The second stage of the product life cycle, the growth stage, builds on the demand established during the introduction stage. This is a period of rapid sales increase, and the character of the marketing campaign changes significantly. Competition is likely to have increased during this stage, so the marketing function will have to focus on competitive analysis and more aggressive advertising. Marketing tactics during the growth stage will emphasize maximizing market share. Market surveys to get customer feedback, introduction of new features and improvements on product quality will all be important marketing strategies. Also, early on in the product life cycle, prices are likely to be higher, and marketing during this stage will cater to the early adopter.
Once sales volumes peak and the product has reached a level of maturity, the marketing focus may shift away from gaining new customers to pleasing existing ones and ensuring recurring revenues through new products and services designed to augment the product.

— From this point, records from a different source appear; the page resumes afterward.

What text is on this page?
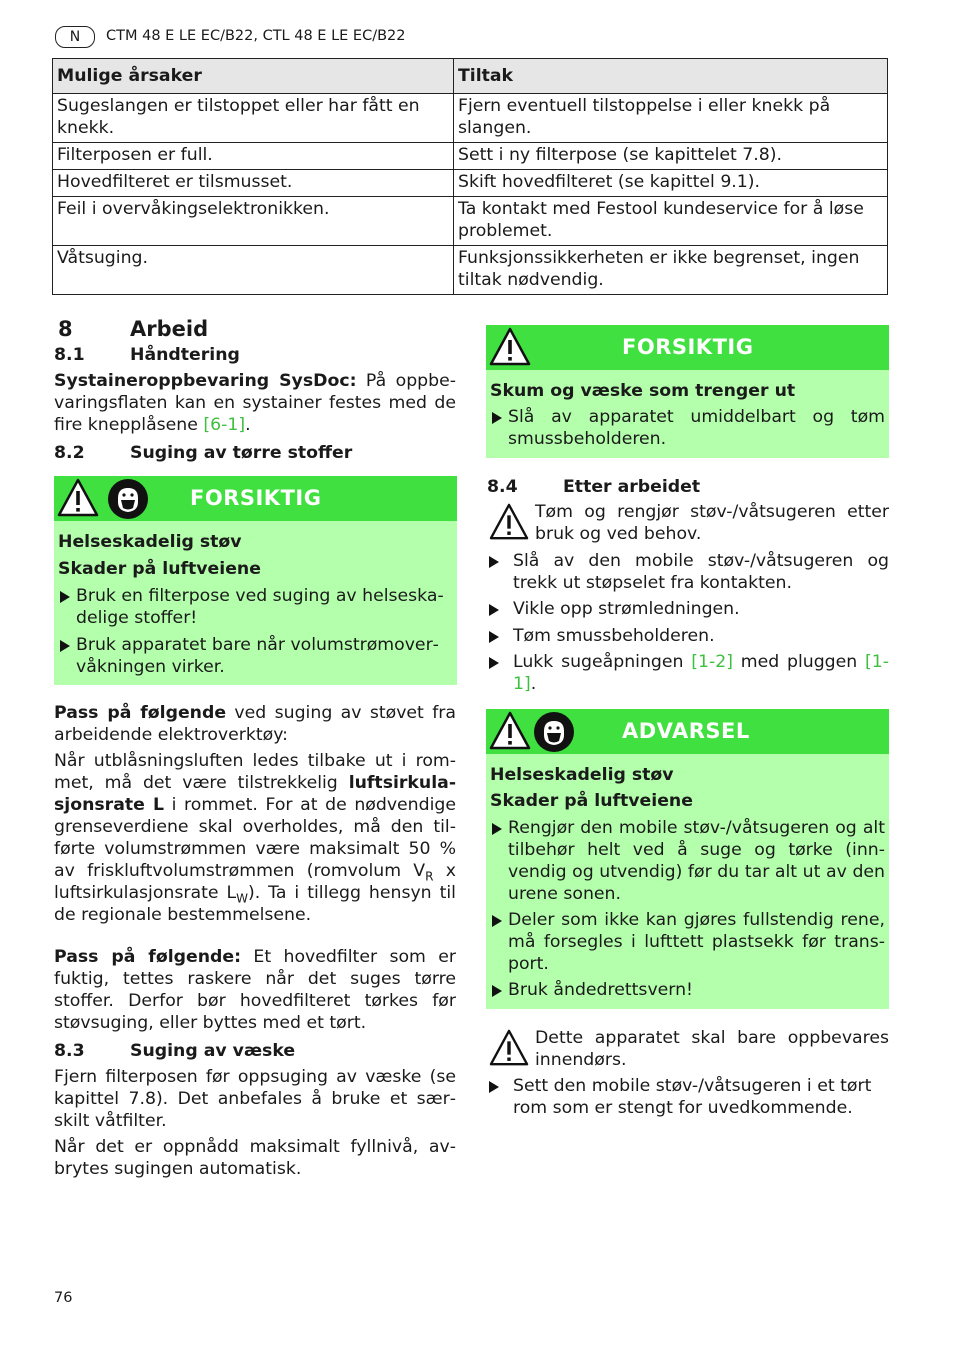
N	CTM 48 E LE EC/B22, CTL 48 E LE EC/B22
Mulige årsaker	Tiltak
Sugeslangen er tilstoppet eller har fått en knekk.	Fjern eventuell tilstoppelse i eller knekk på slangen.
Filterposen er full.	Sett i ny filterpose (se kapittelet 7.8).
Hovedfilteret er tilsmusset.	Skift hovedfilteret (se kapittel 9.1).
Feil i overvåkingselektronikken.	Ta kontakt med Festool kundeservice for å løse problemet.
Våtsuging.	Funksjonssikkerheten er ikke begrenset, ingen tiltak nødvendig.
8	Arbeid
8.1	Håndtering
Systaineroppbevaring SysDoc: På oppbevaringsflaten kan en systainer festes med de fire knepplåsene [6-1].
8.2	Suging av tørre stoffer
FORSIKTIG

Helseskadelig støv

Skader på luftveiene

Bruk en filterpose ved suging av helseskadelige stoffer!
Bruk apparatet bare når volumstrømovervåkningen virker.
Pass på følgende ved suging av støvet fra arbeidende elektroverktøy:
Når utblåsningsluften ledes tilbake ut i rommet, må det være tilstrekkelig luftsirkulasjonsrate L i rommet. For at de nødvendige grenseverdiene skal overholdes, må den tilførte volumstrømmen være maksimalt 50 % av friskluftvolumstrømmen (romvolum $V_R$ x luftsirkulasjonsrate $L_W$). Ta i tillegg hensyn til de regionale bestemmelsene.
Pass på følgende: Et hovedfilter som er fuktig, tettes raskere når det suges tørre stoffer. Derfor bør hovedfilteret tørkes før støvsuging, eller byttes med et tørt.
8.3	Suging av væske
Fjern filterposen før oppsuging av væske (se kapittel 7.8). Det anbefales å bruke et særskilt våtfilter.
Når det er oppnådd maksimalt fyllnivå, avbrytes sugingen automatisk.
FORSIKTIG

Skum og væske som trenger ut

Slå av apparatet umiddelbart og tøm smussbeholderen.
8.4	Etter arbeidet
Tøm og rengjør støv-/våtsugeren etter bruk og ved behov.
Slå av den mobile støv-/våtsugeren og trekk ut støpselet fra kontakten.
Vikle opp strømledningen.
Tøm smussbeholderen.
Lukk sugeåpningen [1-2] med pluggen [1-1].
ADVARSEL

Helseskadelig støv

Skader på luftveiene

Rengjør den mobile støv-/våtsugeren og alt tilbehør helt ved å suge og tørke (innvendig og utvendig) før du tar alt ut av den urene sonen.
Deler som ikke kan gjøres fullstendig rene, må forsegles i lufttett plastsekk før transport.
Bruk åndedrettsvern!
Dette apparatet skal bare oppbevares innendørs.
Sett den mobile støv-/våtsugeren i et tørt rom som er stengt for uvedkommende.
76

During this stage, brand awareness has already been established, and advertising budgets may be reduced. The marketing strategy during this stage emphasizes differentiation to encourage new buyers to switch over from the competition, adds new distribution channels, introduces competitive pricing models and adds new product features. During this stage, early adopters have already signed on, and the focus is on bringing in more price-sensitive buyers. This can be achieved by using market research to introduce newer versions and tiered pricing models, and by introducing new geographic markets into the mix.
When the product life cycle nears an end, the market has become increasingly competitive. The unique nature of the product may be lost as more competitors come into the market with similar offerings, and prices will drop. Falling sales can be met with new marketing strategies to increase market share, but marketing will have to shift toward a "value priced" approach while returning to the research and development cycle to introduce new products into the market.